Громадный угольно-черный вождь ашанти откололся от толпы негров и с боевым кличем бросился к ним. Еще одно мгновение, и он накинулся бы на них, и вместе с ним — орущая свора дьяволов, но грохнул выстрел надсмотрщика, и черный великан упал. Толпа испустила грозный вопль, но в нерешительности остановилась. Они испытывали суеверный страх перед огнестрельным оружием, которое было запрещено иметь рабам и сервентам и которым владел только господствующий класс. Четыре пистолета означали четыре жизни тех, кто первым ринется вперед.

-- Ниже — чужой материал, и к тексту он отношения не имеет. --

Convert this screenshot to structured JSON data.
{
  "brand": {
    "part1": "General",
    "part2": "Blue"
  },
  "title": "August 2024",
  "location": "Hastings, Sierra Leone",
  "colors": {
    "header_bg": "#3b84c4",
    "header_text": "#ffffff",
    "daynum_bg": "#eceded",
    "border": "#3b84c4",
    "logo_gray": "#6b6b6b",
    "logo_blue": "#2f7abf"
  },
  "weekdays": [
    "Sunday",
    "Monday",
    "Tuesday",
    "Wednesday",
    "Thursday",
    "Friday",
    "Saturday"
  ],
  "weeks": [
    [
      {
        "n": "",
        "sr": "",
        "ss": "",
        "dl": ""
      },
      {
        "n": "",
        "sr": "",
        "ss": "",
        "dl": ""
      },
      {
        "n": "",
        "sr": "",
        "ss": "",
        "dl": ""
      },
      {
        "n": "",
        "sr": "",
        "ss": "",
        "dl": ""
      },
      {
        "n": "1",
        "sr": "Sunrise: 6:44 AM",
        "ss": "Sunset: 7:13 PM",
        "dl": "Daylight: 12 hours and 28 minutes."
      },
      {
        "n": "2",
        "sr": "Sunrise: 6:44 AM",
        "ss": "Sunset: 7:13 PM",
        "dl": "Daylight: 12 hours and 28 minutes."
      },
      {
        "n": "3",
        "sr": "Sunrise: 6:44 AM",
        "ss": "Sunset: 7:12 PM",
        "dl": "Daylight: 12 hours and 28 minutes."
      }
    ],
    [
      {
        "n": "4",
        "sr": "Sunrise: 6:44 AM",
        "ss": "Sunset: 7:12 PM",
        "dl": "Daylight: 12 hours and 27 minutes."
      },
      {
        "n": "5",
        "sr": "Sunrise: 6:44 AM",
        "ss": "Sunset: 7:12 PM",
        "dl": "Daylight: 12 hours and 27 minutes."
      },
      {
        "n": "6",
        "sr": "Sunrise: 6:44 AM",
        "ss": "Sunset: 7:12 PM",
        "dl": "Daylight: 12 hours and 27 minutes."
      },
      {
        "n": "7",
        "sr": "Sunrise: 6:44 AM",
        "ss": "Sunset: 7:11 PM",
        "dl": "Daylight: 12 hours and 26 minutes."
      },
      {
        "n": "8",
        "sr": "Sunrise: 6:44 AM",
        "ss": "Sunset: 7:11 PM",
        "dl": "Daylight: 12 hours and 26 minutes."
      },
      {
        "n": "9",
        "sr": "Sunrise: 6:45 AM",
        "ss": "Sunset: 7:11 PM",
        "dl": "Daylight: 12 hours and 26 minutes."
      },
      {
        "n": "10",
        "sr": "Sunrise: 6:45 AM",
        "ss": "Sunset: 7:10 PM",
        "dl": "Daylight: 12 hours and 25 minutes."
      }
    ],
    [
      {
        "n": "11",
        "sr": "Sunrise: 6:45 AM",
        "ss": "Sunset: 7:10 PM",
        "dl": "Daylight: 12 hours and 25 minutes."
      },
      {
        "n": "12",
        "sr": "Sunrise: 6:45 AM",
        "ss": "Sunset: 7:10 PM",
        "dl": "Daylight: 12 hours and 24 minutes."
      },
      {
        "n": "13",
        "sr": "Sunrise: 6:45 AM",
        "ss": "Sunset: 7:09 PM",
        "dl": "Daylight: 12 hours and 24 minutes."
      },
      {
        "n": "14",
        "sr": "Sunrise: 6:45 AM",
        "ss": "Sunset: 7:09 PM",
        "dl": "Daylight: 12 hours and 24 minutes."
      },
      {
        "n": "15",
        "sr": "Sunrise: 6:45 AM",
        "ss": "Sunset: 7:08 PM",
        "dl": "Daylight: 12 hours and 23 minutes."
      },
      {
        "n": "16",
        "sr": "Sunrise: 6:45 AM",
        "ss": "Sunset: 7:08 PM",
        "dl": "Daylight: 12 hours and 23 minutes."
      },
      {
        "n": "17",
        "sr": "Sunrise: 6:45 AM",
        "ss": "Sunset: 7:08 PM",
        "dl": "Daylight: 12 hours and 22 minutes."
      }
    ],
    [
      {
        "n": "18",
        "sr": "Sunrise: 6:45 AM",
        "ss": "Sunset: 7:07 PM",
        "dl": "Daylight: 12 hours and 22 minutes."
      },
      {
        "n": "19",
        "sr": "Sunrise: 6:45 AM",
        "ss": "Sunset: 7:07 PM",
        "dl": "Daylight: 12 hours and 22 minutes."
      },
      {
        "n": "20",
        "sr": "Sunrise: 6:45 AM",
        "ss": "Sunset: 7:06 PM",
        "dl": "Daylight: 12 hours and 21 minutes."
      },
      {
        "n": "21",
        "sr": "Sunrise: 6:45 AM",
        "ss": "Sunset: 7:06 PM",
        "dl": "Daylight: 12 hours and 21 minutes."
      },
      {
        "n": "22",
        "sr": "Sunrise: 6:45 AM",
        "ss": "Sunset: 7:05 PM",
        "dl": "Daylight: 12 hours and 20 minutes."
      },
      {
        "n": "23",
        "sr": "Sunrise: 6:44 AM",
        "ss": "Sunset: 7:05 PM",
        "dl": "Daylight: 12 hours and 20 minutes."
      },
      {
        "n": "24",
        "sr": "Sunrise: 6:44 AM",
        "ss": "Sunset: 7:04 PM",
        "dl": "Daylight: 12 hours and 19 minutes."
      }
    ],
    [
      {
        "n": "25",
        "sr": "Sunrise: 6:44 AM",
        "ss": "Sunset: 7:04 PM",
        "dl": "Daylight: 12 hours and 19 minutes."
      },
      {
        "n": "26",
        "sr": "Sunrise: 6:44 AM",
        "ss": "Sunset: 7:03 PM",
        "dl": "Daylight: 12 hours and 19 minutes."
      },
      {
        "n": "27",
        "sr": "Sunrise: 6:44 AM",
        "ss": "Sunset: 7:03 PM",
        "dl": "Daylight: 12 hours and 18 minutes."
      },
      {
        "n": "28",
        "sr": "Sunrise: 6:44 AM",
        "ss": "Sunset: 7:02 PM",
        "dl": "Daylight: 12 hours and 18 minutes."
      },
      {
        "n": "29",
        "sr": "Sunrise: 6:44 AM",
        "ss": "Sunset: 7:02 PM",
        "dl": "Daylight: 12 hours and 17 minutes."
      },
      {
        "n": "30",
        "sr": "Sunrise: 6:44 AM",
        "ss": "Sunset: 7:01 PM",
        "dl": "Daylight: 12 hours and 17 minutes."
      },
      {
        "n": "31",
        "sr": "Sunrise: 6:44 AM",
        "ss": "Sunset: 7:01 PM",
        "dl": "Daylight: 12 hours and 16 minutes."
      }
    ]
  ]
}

— Не мешайте им, — крикнул мулат с глумливым смехом. — Пусть идут! Пусть спрячутся за деревянными стенами, где мы возьмем их всех, где они будут, как крысы в крысоловке. Сеньоры, мы подождем чикахомини, у которых есть мушкеты, и рикахекриан, чьи ножи для снятия скальпов, остры. До восхода луны, сеньоры из большого дома, и вы, примкнувшие к ним! Матерь Божья! Рассмотрите его получше, поскольку вы увидите его в последний раз!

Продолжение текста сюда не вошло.